From Aryans to Indo-Europeans I

Miguel Herrero de JáureguiIndoeuropeos

Last week I wrote about the mistreatment of some words which taints them with negative connotations, and made a passing reference to the “Aryans”. Since some ST readers, corageously waiving the anonimity of the nickname, seem more prone to face-to-face comments than personal ones, I have been asked to expand on that. And writing the post I realise that the subject is interesting not only for the comprehension of the past, but also for our time. I’ll post it in two parts.

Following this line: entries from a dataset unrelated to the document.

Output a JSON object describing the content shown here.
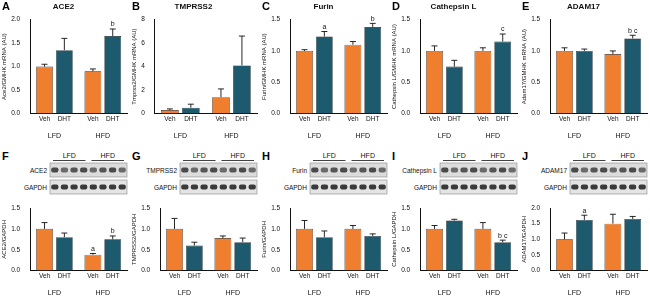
{
  "chart_data": [
    {
      "type": "bar",
      "panel": "A",
      "title": "ACE2",
      "y_label": "Ace2/GMHK mRNA (AU)",
      "categories": [
        "LFD",
        "HFD"
      ],
      "series": [
        {
          "name": "Veh",
          "color": "#f07e2f",
          "values": [
            1.0,
            0.9
          ],
          "errors": [
            0.05,
            0.05
          ]
        },
        {
          "name": "DHT",
          "color": "#1d5a6e",
          "values": [
            1.35,
            1.65
          ],
          "errors": [
            0.25,
            0.15
          ]
        }
      ],
      "ylim": [
        0,
        2
      ],
      "yticks": [
        {
          "value": 0,
          "label": "0.0"
        },
        {
          "value": 0.5,
          "label": "0.5"
        },
        {
          "value": 1,
          "label": "1.0"
        },
        {
          "value": 1.5,
          "label": "1.5"
        },
        {
          "value": 2,
          "label": "2.0"
        }
      ],
      "grid": false,
      "annotations": [
        {
          "series": "DHT",
          "category": "HFD",
          "text": "b"
        }
      ]
    },
    {
      "type": "bar",
      "panel": "B",
      "title": "TMPRSS2",
      "y_label": "Tmprss2/GMHK mRNA (AU)",
      "categories": [
        "LFD",
        "HFD"
      ],
      "series": [
        {
          "name": "Veh",
          "color": "#f07e2f",
          "values": [
            0.3,
            1.4
          ],
          "errors": [
            0.1,
            0.7
          ]
        },
        {
          "name": "DHT",
          "color": "#1d5a6e",
          "values": [
            0.5,
            4.1
          ],
          "errors": [
            0.3,
            2.5
          ]
        }
      ],
      "ylim": [
        0,
        8
      ],
      "yticks": [
        0,
        2,
        4,
        6,
        8
      ],
      "grid": false,
      "annotations": []
    },
    {
      "type": "bar",
      "panel": "C",
      "title": "Furin",
      "y_label": "Furin/GMHK mRNA (AU)",
      "categories": [
        "LFD",
        "HFD"
      ],
      "series": [
        {
          "name": "Veh",
          "color": "#f07e2f",
          "values": [
            1.0,
            1.1
          ],
          "errors": [
            0.02,
            0.05
          ]
        },
        {
          "name": "DHT",
          "color": "#1d5a6e",
          "values": [
            1.23,
            1.38
          ],
          "errors": [
            0.08,
            0.06
          ]
        }
      ],
      "ylim": [
        0,
        1.5
      ],
      "yticks": [
        {
          "value": 0,
          "label": "0.0"
        },
        {
          "value": 0.5,
          "label": "0.5"
        },
        {
          "value": 1,
          "label": "1.0"
        },
        {
          "value": 1.5,
          "label": "1.5"
        }
      ],
      "grid": false,
      "annotations": [
        {
          "series": "DHT",
          "category": "LFD",
          "text": "a"
        },
        {
          "series": "DHT",
          "category": "HFD",
          "text": "b"
        }
      ]
    },
    {
      "type": "bar",
      "panel": "D",
      "title": "Cathepsin L",
      "y_label": "Cathepsin L/GMHK mRNA (AU)",
      "categories": [
        "LFD",
        "HFD"
      ],
      "series": [
        {
          "name": "Veh",
          "color": "#f07e2f",
          "values": [
            1.0,
            1.0
          ],
          "errors": [
            0.08,
            0.05
          ]
        },
        {
          "name": "DHT",
          "color": "#1d5a6e",
          "values": [
            0.75,
            1.15
          ],
          "errors": [
            0.1,
            0.12
          ]
        }
      ],
      "ylim": [
        0,
        1.5
      ],
      "yticks": [
        {
          "value": 0,
          "label": "0.0"
        },
        {
          "value": 0.5,
          "label": "0.5"
        },
        {
          "value": 1,
          "label": "1.0"
        },
        {
          "value": 1.5,
          "label": "1.5"
        }
      ],
      "grid": false,
      "annotations": [
        {
          "series": "DHT",
          "category": "HFD",
          "text": "c"
        }
      ]
    },
    {
      "type": "bar",
      "panel": "E",
      "title": "ADAM17",
      "y_label": "Adam17/GMHK mRNA (AU)",
      "categories": [
        "LFD",
        "HFD"
      ],
      "series": [
        {
          "name": "Veh",
          "color": "#f07e2f",
          "values": [
            1.0,
            0.95
          ],
          "errors": [
            0.05,
            0.05
          ]
        },
        {
          "name": "DHT",
          "color": "#1d5a6e",
          "values": [
            1.0,
            1.2
          ],
          "errors": [
            0.03,
            0.05
          ]
        }
      ],
      "ylim": [
        0,
        1.5
      ],
      "yticks": [
        {
          "value": 0,
          "label": "0.0"
        },
        {
          "value": 0.5,
          "label": "0.5"
        },
        {
          "value": 1,
          "label": "1.0"
        },
        {
          "value": 1.5,
          "label": "1.5"
        }
      ],
      "grid": false,
      "annotations": [
        {
          "series": "DHT",
          "category": "HFD",
          "text": "b c"
        }
      ]
    },
    {
      "type": "bar",
      "panel": "F",
      "blot": {
        "groups": [
          "LFD",
          "HFD"
        ],
        "rows": [
          "ACE2",
          "GAPDH"
        ]
      },
      "y_label": "ACE2/GAPDH",
      "categories": [
        "LFD",
        "HFD"
      ],
      "series": [
        {
          "name": "Veh",
          "color": "#f07e2f",
          "values": [
            1.0,
            0.38
          ],
          "errors": [
            0.15,
            0.03
          ]
        },
        {
          "name": "DHT",
          "color": "#1d5a6e",
          "values": [
            0.8,
            0.75
          ],
          "errors": [
            0.1,
            0.08
          ]
        }
      ],
      "ylim": [
        0,
        1.5
      ],
      "yticks": [
        {
          "value": 0,
          "label": "0.0"
        },
        {
          "value": 0.5,
          "label": "0.5"
        },
        {
          "value": 1,
          "label": "1.0"
        },
        {
          "value": 1.5,
          "label": "1.5"
        }
      ],
      "grid": false,
      "annotations": [
        {
          "series": "Veh",
          "category": "HFD",
          "text": "a"
        },
        {
          "series": "DHT",
          "category": "HFD",
          "text": "b"
        }
      ]
    },
    {
      "type": "bar",
      "panel": "G",
      "blot": {
        "groups": [
          "LFD",
          "HFD"
        ],
        "rows": [
          "TMPRSS2",
          "GAPDH"
        ]
      },
      "y_label": "TMPRSS2/GAPDH",
      "categories": [
        "LFD",
        "HFD"
      ],
      "series": [
        {
          "name": "Veh",
          "color": "#f07e2f",
          "values": [
            1.0,
            0.78
          ],
          "errors": [
            0.25,
            0.05
          ]
        },
        {
          "name": "DHT",
          "color": "#1d5a6e",
          "values": [
            0.6,
            0.68
          ],
          "errors": [
            0.08,
            0.1
          ]
        }
      ],
      "ylim": [
        0,
        1.5
      ],
      "yticks": [
        {
          "value": 0,
          "label": "0.0"
        },
        {
          "value": 0.5,
          "label": "0.5"
        },
        {
          "value": 1,
          "label": "1.0"
        },
        {
          "value": 1.5,
          "label": "1.5"
        }
      ],
      "grid": false,
      "annotations": []
    },
    {
      "type": "bar",
      "panel": "H",
      "blot": {
        "groups": [
          "LFD",
          "HFD"
        ],
        "rows": [
          "Furin",
          "GAPDH"
        ]
      },
      "y_label": "Furin/GAPDH",
      "categories": [
        "LFD",
        "HFD"
      ],
      "series": [
        {
          "name": "Veh",
          "color": "#f07e2f",
          "values": [
            1.0,
            1.0
          ],
          "errors": [
            0.2,
            0.08
          ]
        },
        {
          "name": "DHT",
          "color": "#1d5a6e",
          "values": [
            0.8,
            0.83
          ],
          "errors": [
            0.15,
            0.05
          ]
        }
      ],
      "ylim": [
        0,
        1.5
      ],
      "yticks": [
        {
          "value": 0,
          "label": "0.0"
        },
        {
          "value": 0.5,
          "label": "0.5"
        },
        {
          "value": 1,
          "label": "1.0"
        },
        {
          "value": 1.5,
          "label": "1.5"
        }
      ],
      "grid": false,
      "annotations": []
    },
    {
      "type": "bar",
      "panel": "I",
      "blot": {
        "groups": [
          "LFD",
          "HFD"
        ],
        "rows": [
          "Cathepsin L",
          "GAPDH"
        ]
      },
      "y_label": "Cathepsin L/GAPDH",
      "categories": [
        "LFD",
        "HFD"
      ],
      "series": [
        {
          "name": "Veh",
          "color": "#f07e2f",
          "values": [
            1.0,
            1.0
          ],
          "errors": [
            0.08,
            0.15
          ]
        },
        {
          "name": "DHT",
          "color": "#1d5a6e",
          "values": [
            1.2,
            0.68
          ],
          "errors": [
            0.03,
            0.05
          ]
        }
      ],
      "ylim": [
        0,
        1.5
      ],
      "yticks": [
        {
          "value": 0,
          "label": "0.0"
        },
        {
          "value": 0.5,
          "label": "0.5"
        },
        {
          "value": 1,
          "label": "1.0"
        },
        {
          "value": 1.5,
          "label": "1.5"
        }
      ],
      "grid": false,
      "annotations": [
        {
          "series": "DHT",
          "category": "HFD",
          "text": "b c"
        }
      ]
    },
    {
      "type": "bar",
      "panel": "J",
      "blot": {
        "groups": [
          "LFD",
          "HFD"
        ],
        "rows": [
          "ADAM17",
          "GAPDH"
        ]
      },
      "y_label": "ADAM17/GAPDH",
      "categories": [
        "LFD",
        "HFD"
      ],
      "series": [
        {
          "name": "Veh",
          "color": "#f07e2f",
          "values": [
            1.0,
            1.5
          ],
          "errors": [
            0.2,
            0.3
          ]
        },
        {
          "name": "DHT",
          "color": "#1d5a6e",
          "values": [
            1.62,
            1.65
          ],
          "errors": [
            0.15,
            0.08
          ]
        }
      ],
      "ylim": [
        0,
        2
      ],
      "yticks": [
        {
          "value": 0,
          "label": "0.0"
        },
        {
          "value": 0.5,
          "label": "0.5"
        },
        {
          "value": 1,
          "label": "1.0"
        },
        {
          "value": 1.5,
          "label": "1.5"
        },
        {
          "value": 2,
          "label": "2.0"
        }
      ],
      "grid": false,
      "annotations": [
        {
          "series": "DHT",
          "category": "LFD",
          "text": "a"
        }
      ]
    }
  ]
}
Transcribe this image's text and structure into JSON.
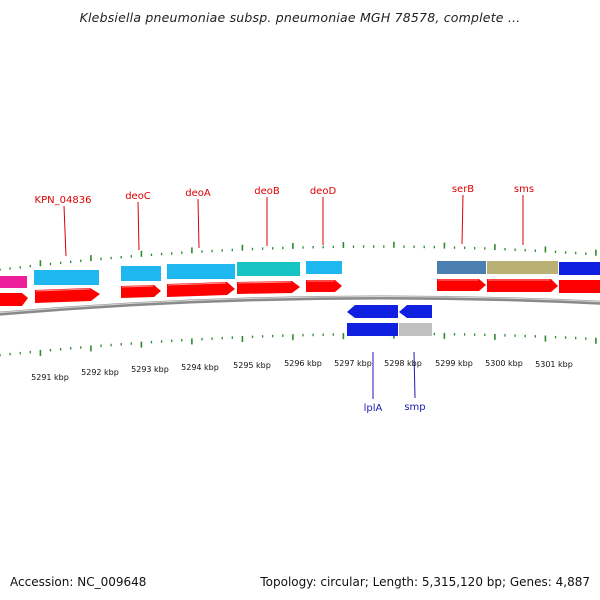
{
  "title": "Klebsiella pneumoniae subsp. pneumoniae MGH 78578, complete ...",
  "footer": {
    "accession": "Accession: NC_009648",
    "topology": "Topology: circular; Length: 5,315,120 bp; Genes: 4,887"
  },
  "colors": {
    "cds_red": "#ff0000",
    "label_red": "#dd0000",
    "label_blue": "#1a1ab0",
    "tick_green": "#2f8a2f",
    "backbone_gray": "#8a8a8a"
  },
  "kbp_labels": [
    "5291 kbp",
    "5292 kbp",
    "5293 kbp",
    "5294 kbp",
    "5295 kbp",
    "5296 kbp",
    "5297 kbp",
    "5298 kbp",
    "5299 kbp",
    "5300 kbp",
    "5301 kbp"
  ],
  "gene_labels_top": [
    "KPN_04836",
    "deoC",
    "deoA",
    "deoB",
    "deoD",
    "serB",
    "sms"
  ],
  "gene_labels_bottom": [
    "lplA",
    "smp"
  ]
}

“Aryan” is a Sanskrit and Old Persian word meaning “noble”. It seems to have been used as a self-designation of the sepakers of these languages (hence the modern “Iran”), which belonged to the Indo-Iranian branch of a wider family, the so-called Indo-European languages. I attach a map where you can see which languages, ancient and modern, belong to this family (among others, Greek, Latin and its derivates, Germanic, Slavic, Celtic). Note that Bask, Finnish, Turkish or Hungarian belong to different families. And you could include the whole of America, Australia, New Zealand, South Africa, etc. Whatever conclusions can be drawn from this map, they have little to do with race.

Actually, the conclusions to be drawn from the map are to be related only to historical linguistics. But in the 19th century “Aryan” was given a wider sense, and it was taken as a designation for Indo-Europeans as a whole: this is not impossible, but there is no definite proof outside the Indo-Iranian branch. The Celtic “Eire” or the Germanic “Ehre” have been related, but phonetics are less mathematic than some think, and there is no way to prove it beyond reasonable doubt: which in scholarly terms means that it cannot be held.

The problem came when from aseptic linguistics it was given a much more dangerous and arbitrary sense, and in the 19th century people began to talk about “the Aryan race”. It is of course a typical mistreatment of the past, to adapt it to modern political or cultural agendas. It invariably entails the retrospective vision of History with anachronical contemporary categories: the identification of language and race is typical of 19th century European nationalism, and it was projected upon the remote past. The “Aryan people” would have invaded and civilized the world two millenia ago, which preluded further versions of the same invasion. We all know the horrors that were perpetrated not so long ago in the name of this non-existant race. So after the Second World War the word “Aryan” was definitely banned at all levels, and it was replaced by the more aseptic “Indo-European” (well, in Germany some still say “Indogermanisch”, but that’s fine, it’s just scholarly tradition).

In fact our own 21st century shows that identity and ethnicity are cultural processes that come out from a variety of elements: race or language are just two among many others. And so could it also be in that remote past which we know so little about. In fact, not so little, if we look for the right things, instead of pursuing racial phantoms. There are no traces of that pretended race, but we can reconstruct much of Indo-European mythology and poetry: perhaps they were (or are?) much more important to (re-)construct ethnicities than language or race. We’ll see that next Tuesday.